US, Russia Agree On Plan To Dispose of Syria's Chemical Weapons
U.S. Secretary of State John Kerry has announced an agreement between the U.S. and Russia on a plan for removing and destroying Syria's chemical weapons.
"Damascus will be given one week from now to give an inventory of its chemical arsenal and will have to allow international inspectors into Syria 'no later than November,' Kerry said after a third day of intense negotiations with Russian Foreign Minister Sergei Lavrov in Geneva." The weapons must all be eliminated by mid-2014. "If Syrian President Bashar Assad fails to meet the demands, then a resolution to enforce compliance would be sought at the U.N. Security Council, Kerry said. The action could include sanctions, and Kerry said that the U.S. would reserve the right to use military force, but Russia remains opposed to any armed intervention." President Obama said, "The use of chemical weapons anywhere in the world is an affront to human dignity and a threat to the security of people everywhere. We have a duty to preserve a world free from the fear of chemical weapons for our children."
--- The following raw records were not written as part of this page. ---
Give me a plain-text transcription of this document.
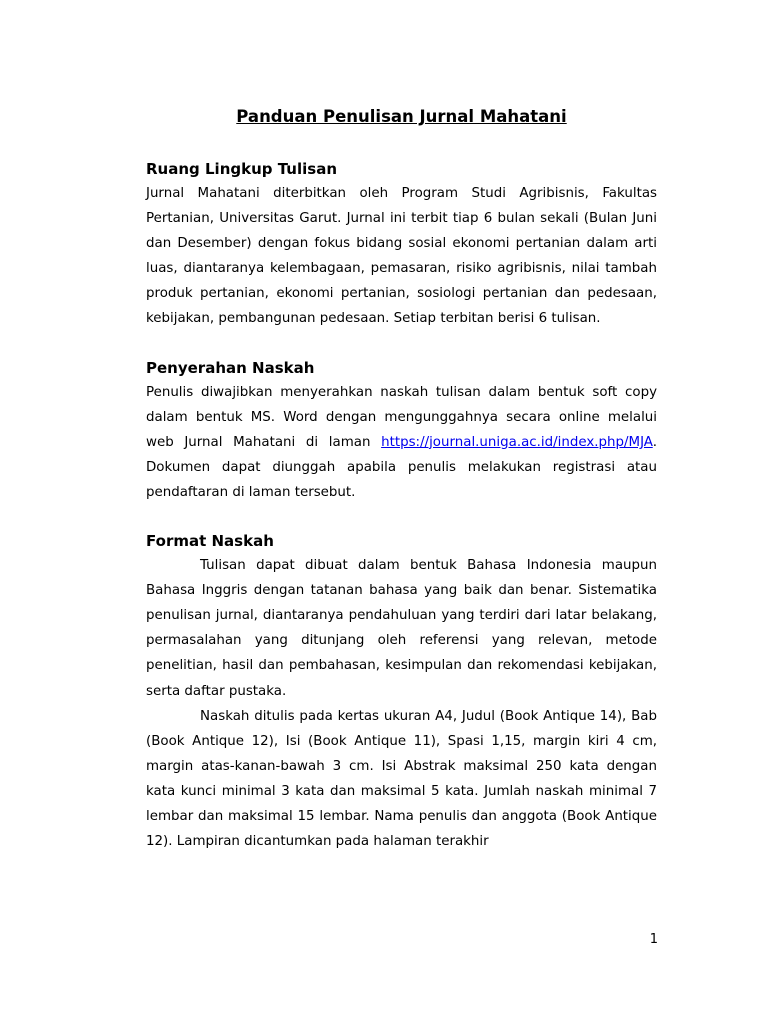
Panduan Penulisan Jurnal Mahatani
Ruang Lingkup Tulisan

Jurnal Mahatani diterbitkan oleh Program Studi Agribisnis, Fakultas Pertanian, Universitas Garut. Jurnal ini terbit tiap 6 bulan sekali (Bulan Juni dan Desember) dengan fokus bidang sosial ekonomi pertanian dalam arti luas, diantaranya kelembagaan, pemasaran, risiko agribisnis, nilai tambah produk pertanian, ekonomi pertanian, sosiologi pertanian dan pedesaan, kebijakan, pembangunan pedesaan. Setiap terbitan berisi 6 tulisan.

Penyerahan Naskah

Penulis diwajibkan menyerahkan naskah tulisan dalam bentuk soft copy dalam bentuk MS. Word dengan mengunggahnya secara online melalui web Jurnal Mahatani di laman https://journal.uniga.ac.id/index.php/MJA. Dokumen dapat diunggah apabila penulis melakukan registrasi atau pendaftaran di laman tersebut.

Format Naskah

Tulisan dapat dibuat dalam bentuk Bahasa Indonesia maupun Bahasa Inggris dengan tatanan bahasa yang baik dan benar. Sistematika penulisan jurnal, diantaranya pendahuluan yang terdiri dari latar belakang, permasalahan yang ditunjang oleh referensi yang relevan, metode penelitian, hasil dan pembahasan, kesimpulan dan rekomendasi kebijakan, serta daftar pustaka.

Naskah ditulis pada kertas ukuran A4, Judul (Book Antique 14), Bab (Book Antique 12), Isi (Book Antique 11), Spasi 1,15, margin kiri 4 cm, margin atas-kanan-bawah 3 cm. Isi Abstrak maksimal 250 kata dengan kata kunci minimal 3 kata dan maksimal 5 kata. Jumlah naskah minimal 7 lembar dan maksimal 15 lembar. Nama penulis dan anggota (Book Antique 12). Lampiran dicantumkan pada halaman terakhir

1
Bombs left over from WWII are still killing people.
http://www.dailymail.co.uk/news/article-1283273/WW2-bomb-kills-G-ttingen-experts-attempt-defuse-it.html
Jeffrey Lewis over at Arms Control Wonk give some thoughts about the nuts and bolts of eliminating Syria's chemical weapons, the link is a few days old but I expect us still valid http://lewis.armscontrolwonk.com/archive/6807/syria-cw-elimination-modalities
There is a huge difference between an overconfident bomb disposal technician making a mistake when handling decades old abandoned munitions and active use of chemical weapons.
For starters, when you are actively screwing around with something the fact that it was assembled decades before is irrelevant to it's current threat. Current attempts to thwart a triggering mechanism generates risk of detonation whether said explosive was assembled days before or decades before. Both can explode in an instant killing whomever happens to be within the blast radius.
In the case of chemical weapons, months after an attack someone a few villages away can drink the water from their local well, contract a horrible disease and die.
Thirty four characters live here.
I think you're talking about bio weapons.
Most chemical weapons degrade quickly. Even the "persistent" ones.
The difference is that chemical weapons are by nature indiscriminate. With a bullet you aim at a particular person, with gas who dies depends literally on which way the wind blows.
Negative moral value of force outweighs the positive value of good intentions.
If napalm burns half the skin on your body, you'll die one of the most agonizing deaths known to medicine over the next week.
(A lot of explosives produce burns and have the same results.)